While this may be handy for removing HTML from a string, be forewarned that the function is a lot less picky than you may think when it comes to the less than symbol ( < ). First, the section from the PHP book:


strip_tags($string [, allowed_tags])

allowed_tags – [optional] $string

Remove HTML tags and comments from $string. If specific tags should be
excluded, they can be specified inside allowed_tags.

Examples:
$string = "<p>This is a paragraph. </p><strong>Yay!</strong>";
echo strip_tags($string), strip_tags($string, '<p>');

HTML Source Code:

This is a paragraph. Yay! <p>This is a paragraph. </p>Yay!


So what happens to the following example, when we want to remove all the tags? Fair warning, something strange happens:

$string = "I <strong>love</strong> this book because it costs <$20.";
echo strip_tags($string);

HTML Source Code:

I love this book because it costs

As you can see, it removed the <$20 portion of the string as well, even without the closing greater than ( > ) tag at the end.

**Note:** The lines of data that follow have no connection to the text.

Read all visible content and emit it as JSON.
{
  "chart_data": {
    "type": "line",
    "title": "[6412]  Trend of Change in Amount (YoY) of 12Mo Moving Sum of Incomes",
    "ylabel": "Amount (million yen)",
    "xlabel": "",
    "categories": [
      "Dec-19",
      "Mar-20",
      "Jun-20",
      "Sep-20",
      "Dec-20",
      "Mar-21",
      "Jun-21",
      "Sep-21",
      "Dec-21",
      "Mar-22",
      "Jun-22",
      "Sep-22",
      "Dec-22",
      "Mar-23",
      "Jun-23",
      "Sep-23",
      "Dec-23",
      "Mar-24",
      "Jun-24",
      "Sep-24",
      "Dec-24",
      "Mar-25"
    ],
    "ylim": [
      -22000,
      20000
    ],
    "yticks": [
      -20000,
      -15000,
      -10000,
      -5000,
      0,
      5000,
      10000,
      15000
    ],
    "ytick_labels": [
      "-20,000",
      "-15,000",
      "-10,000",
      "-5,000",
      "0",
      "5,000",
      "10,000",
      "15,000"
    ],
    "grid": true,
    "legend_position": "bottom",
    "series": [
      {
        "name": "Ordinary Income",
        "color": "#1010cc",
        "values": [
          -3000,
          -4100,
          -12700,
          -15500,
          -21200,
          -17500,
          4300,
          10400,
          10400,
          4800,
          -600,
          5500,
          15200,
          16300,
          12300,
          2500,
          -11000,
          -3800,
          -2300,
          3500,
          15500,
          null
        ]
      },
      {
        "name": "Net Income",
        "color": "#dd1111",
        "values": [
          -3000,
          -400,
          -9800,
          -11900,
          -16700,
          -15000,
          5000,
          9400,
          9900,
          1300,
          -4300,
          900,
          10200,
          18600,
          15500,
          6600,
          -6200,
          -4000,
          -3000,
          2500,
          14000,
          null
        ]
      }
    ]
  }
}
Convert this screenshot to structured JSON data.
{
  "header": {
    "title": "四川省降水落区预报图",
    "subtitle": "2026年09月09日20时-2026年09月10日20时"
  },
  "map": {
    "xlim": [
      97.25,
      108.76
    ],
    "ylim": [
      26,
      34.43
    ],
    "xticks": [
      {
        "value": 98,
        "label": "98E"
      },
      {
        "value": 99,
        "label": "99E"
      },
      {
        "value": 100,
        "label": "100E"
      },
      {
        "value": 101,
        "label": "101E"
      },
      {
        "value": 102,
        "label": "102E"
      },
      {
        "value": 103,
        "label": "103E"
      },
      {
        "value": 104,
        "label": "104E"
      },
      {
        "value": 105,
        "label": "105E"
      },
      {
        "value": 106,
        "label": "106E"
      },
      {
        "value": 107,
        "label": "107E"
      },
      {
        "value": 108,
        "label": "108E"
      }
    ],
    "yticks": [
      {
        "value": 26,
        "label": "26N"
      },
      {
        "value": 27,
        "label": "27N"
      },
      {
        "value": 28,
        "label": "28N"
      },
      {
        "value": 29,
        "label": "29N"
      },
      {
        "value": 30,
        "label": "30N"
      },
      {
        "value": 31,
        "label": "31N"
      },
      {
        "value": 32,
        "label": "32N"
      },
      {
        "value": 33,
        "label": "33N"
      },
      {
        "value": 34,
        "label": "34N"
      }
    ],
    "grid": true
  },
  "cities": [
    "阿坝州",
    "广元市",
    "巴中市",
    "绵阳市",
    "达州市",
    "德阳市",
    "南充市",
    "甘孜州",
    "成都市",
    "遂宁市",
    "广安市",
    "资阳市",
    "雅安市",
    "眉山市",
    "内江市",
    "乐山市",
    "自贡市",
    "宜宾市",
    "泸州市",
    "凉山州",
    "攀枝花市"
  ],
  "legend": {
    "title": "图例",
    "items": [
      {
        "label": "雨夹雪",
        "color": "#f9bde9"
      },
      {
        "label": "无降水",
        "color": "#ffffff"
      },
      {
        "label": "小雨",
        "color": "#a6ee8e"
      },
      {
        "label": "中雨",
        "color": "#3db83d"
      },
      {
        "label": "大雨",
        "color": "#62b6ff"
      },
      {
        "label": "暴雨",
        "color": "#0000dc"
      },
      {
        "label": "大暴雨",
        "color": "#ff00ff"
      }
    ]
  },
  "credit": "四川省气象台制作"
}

Be careful when using strip_tags(), especially without specifying the allowed tags, or consider using an alternate such as htmlspecialchars() to encode the characters into their html equivalent rather than removing them.

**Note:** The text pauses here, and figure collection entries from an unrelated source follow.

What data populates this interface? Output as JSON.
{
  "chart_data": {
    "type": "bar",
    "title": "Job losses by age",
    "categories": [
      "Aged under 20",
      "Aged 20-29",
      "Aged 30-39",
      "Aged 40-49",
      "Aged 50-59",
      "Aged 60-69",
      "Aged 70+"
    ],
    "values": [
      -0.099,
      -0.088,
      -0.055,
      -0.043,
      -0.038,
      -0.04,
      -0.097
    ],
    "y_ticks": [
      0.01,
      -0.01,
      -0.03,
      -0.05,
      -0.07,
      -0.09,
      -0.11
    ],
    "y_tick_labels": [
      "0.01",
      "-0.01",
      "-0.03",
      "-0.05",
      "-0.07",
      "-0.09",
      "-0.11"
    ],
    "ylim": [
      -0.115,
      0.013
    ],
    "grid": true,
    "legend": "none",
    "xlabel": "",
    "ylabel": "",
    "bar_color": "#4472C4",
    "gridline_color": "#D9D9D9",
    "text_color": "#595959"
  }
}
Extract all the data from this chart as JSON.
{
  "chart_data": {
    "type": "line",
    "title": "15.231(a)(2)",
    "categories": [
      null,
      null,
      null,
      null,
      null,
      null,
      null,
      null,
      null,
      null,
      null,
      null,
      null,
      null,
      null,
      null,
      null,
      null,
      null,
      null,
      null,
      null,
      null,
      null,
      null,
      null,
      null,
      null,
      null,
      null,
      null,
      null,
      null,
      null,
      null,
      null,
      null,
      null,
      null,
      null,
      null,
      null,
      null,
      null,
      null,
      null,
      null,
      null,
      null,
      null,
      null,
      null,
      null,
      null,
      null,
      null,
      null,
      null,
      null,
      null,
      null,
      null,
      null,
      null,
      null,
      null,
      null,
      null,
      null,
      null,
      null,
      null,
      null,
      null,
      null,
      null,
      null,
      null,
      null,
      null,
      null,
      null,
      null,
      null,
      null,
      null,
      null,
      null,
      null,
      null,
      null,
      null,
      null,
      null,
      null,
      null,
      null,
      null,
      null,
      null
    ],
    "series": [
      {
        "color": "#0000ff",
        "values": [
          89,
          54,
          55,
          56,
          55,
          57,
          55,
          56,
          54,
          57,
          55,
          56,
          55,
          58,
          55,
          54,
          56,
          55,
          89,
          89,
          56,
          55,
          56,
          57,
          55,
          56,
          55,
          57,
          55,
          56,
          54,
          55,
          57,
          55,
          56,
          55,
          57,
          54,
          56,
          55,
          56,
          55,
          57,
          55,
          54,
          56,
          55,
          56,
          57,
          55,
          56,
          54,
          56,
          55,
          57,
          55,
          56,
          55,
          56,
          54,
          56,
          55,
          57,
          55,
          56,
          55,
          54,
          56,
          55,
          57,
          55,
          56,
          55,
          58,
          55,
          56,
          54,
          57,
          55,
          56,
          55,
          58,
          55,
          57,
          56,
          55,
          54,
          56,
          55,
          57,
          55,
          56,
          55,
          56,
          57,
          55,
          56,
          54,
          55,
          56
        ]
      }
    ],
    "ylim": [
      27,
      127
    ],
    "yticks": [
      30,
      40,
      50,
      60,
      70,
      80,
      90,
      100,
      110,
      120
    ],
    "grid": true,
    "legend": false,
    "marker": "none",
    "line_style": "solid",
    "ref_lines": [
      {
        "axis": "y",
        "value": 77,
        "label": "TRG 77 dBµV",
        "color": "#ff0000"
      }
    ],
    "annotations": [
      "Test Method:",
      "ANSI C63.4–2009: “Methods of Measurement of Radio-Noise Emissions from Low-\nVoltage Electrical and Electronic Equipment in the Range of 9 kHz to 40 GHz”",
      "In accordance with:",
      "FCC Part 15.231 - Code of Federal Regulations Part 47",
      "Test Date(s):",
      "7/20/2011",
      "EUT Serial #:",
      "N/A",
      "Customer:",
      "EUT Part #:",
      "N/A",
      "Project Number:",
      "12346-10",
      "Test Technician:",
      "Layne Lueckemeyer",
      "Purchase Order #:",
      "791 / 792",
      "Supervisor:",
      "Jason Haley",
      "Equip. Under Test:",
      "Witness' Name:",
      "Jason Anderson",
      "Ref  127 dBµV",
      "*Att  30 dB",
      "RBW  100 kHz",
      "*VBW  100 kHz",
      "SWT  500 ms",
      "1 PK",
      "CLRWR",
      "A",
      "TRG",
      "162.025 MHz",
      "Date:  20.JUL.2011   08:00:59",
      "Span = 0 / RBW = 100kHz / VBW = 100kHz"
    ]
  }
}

Display all PHP Errors and Warnings

Every time I was debugging my pages I found myself searching around for this little chunk of code to display PHP errors. So, I put in the book so it was always nearby. Since people still search google endlessly, I thought I would provide it here as well. If you wish to see all the PHP errors and warnings in your script, include the following bit of code:

error_reporting(E_ALL);
ini_set('display_errors', '1');

Now, continue to beat your head against your keyboard while you continue to hunt down your missing semicolon or closing parenthesis.

Formatting Characters

We’ve all seen them:

  • \n – new line
  • \r – carriage return
  • \t – tab
  • \b – backspace

But many wonder when to use them or more specifically, why they aren’t working as expected. So let’s address the basic usage and rules.

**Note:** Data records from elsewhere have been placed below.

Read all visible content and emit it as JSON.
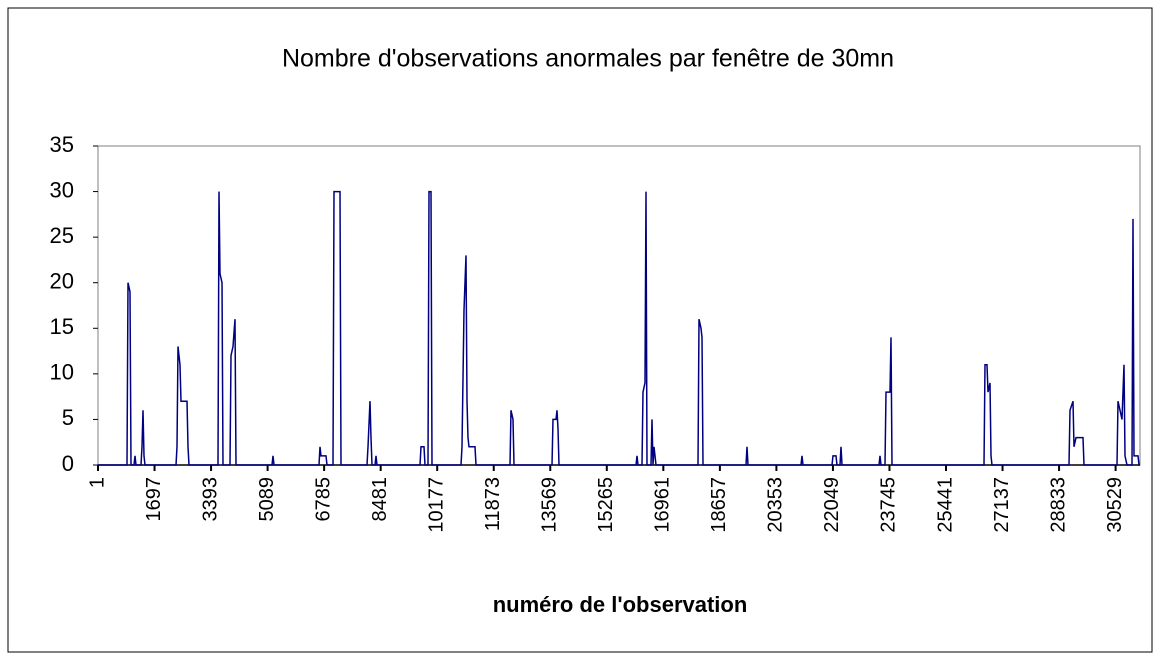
{
  "chart_data": {
    "type": "line",
    "title": "Nombre d'observations anormales par fenêtre de 30mn",
    "x_label": "numéro de l'observation",
    "xlim": [
      1,
      31261
    ],
    "xticks": [
      1,
      1697,
      3393,
      5089,
      6785,
      8481,
      10177,
      11873,
      13569,
      15265,
      16961,
      18657,
      20353,
      22049,
      23745,
      25441,
      27137,
      28833,
      30529
    ],
    "ylim": [
      0,
      35
    ],
    "yticks": [
      0,
      5,
      10,
      15,
      20,
      25,
      30,
      35
    ],
    "series": [
      {
        "color": "#000080",
        "x": [
          1,
          871,
          901,
          961,
          991,
          1081,
          1111,
          1141,
          1291,
          1321,
          1351,
          1381,
          1411,
          2341,
          2371,
          2401,
          2461,
          2491,
          2671,
          2701,
          2731,
          3601,
          3631,
          3661,
          3721,
          3751,
          3961,
          3991,
          4051,
          4111,
          4141,
          5221,
          5251,
          5281,
          6631,
          6661,
          6691,
          6841,
          6871,
          7051,
          7081,
          7261,
          7291,
          8071,
          8101,
          8161,
          8191,
          8221,
          8311,
          8341,
          8371,
          9661,
          9691,
          9781,
          9811,
          9901,
          9931,
          9991,
          10021,
          10891,
          10921,
          10981,
          11041,
          11071,
          11101,
          11131,
          11311,
          11341,
          12361,
          12391,
          12451,
          12481,
          13621,
          13651,
          13741,
          13771,
          13801,
          13831,
          16141,
          16171,
          16201,
          16321,
          16351,
          16411,
          16441,
          16471,
          16591,
          16621,
          16651,
          16681,
          16711,
          16741,
          18001,
          18031,
          18091,
          18121,
          18151,
          19441,
          19471,
          19501,
          21091,
          21121,
          21151,
          22021,
          22051,
          22141,
          22171,
          22261,
          22291,
          22321,
          23431,
          23461,
          23491,
          23611,
          23641,
          23761,
          23791,
          23821,
          26581,
          26611,
          26671,
          26701,
          26761,
          26791,
          26821,
          29131,
          29161,
          29251,
          29281,
          29341,
          29551,
          29581,
          30571,
          30601,
          30661,
          30721,
          30781,
          30811,
          30871,
          31021,
          31051,
          31081,
          31201,
          31231,
          31261
        ],
        "values": [
          0,
          0,
          20,
          19,
          0,
          0,
          1,
          0,
          0,
          2,
          6,
          1,
          0,
          0,
          2,
          13,
          11,
          7,
          7,
          2,
          0,
          0,
          30,
          21,
          20,
          0,
          0,
          12,
          13,
          16,
          0,
          0,
          1,
          0,
          0,
          2,
          1,
          1,
          0,
          0,
          30,
          30,
          0,
          0,
          2,
          7,
          3,
          0,
          0,
          1,
          0,
          0,
          2,
          2,
          0,
          0,
          30,
          30,
          0,
          0,
          2,
          17,
          23,
          7,
          3,
          2,
          2,
          0,
          0,
          6,
          5,
          0,
          0,
          5,
          5,
          6,
          4,
          0,
          0,
          1,
          0,
          0,
          8,
          9,
          30,
          0,
          0,
          5,
          0,
          2,
          1,
          0,
          0,
          16,
          15,
          14,
          0,
          0,
          2,
          0,
          0,
          1,
          0,
          0,
          1,
          1,
          0,
          0,
          2,
          0,
          0,
          1,
          0,
          0,
          8,
          8,
          14,
          0,
          0,
          11,
          11,
          8,
          9,
          1,
          0,
          0,
          6,
          7,
          2,
          3,
          3,
          0,
          0,
          7,
          6,
          5,
          11,
          1,
          0,
          0,
          27,
          1,
          1,
          0,
          0
        ]
      }
    ]
  }
}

Rule #1: When using a formatting character in your code, it must be within “double quotations” otherwise it will be taken as a literal backslash and letter.

When do you use it? When writing to a file with fwrite() or file_put_contents(), sending a text email with mail(), or when adding formatting to pre-populated data in the form element <textarea>. Now, notice I made no mention of HTML output directly. While it’s possible to represent new line, tab, carriage return in HTML if it is within the preformatted tags <pre></pre>, in most cases these tags are not present and HTML will ignore these formatting characters.

Rule #2: Not all computer systems obey the formatting characters the same. When using \n (new line), also include a carriage return (\r) character.

So what do you do if you have a paragraph, for instance submitted by a <textarea> form, that is preformatted and want it to display in the HTML with the \n (new line) breaks represented? That’s when you toss the string into the function nl2br(), which changes all \n to the xhtml line break <br />.

Example:

echo nl2br("Hello\n\rWorld\n\r!!!");

Results:

Hello
World
!!!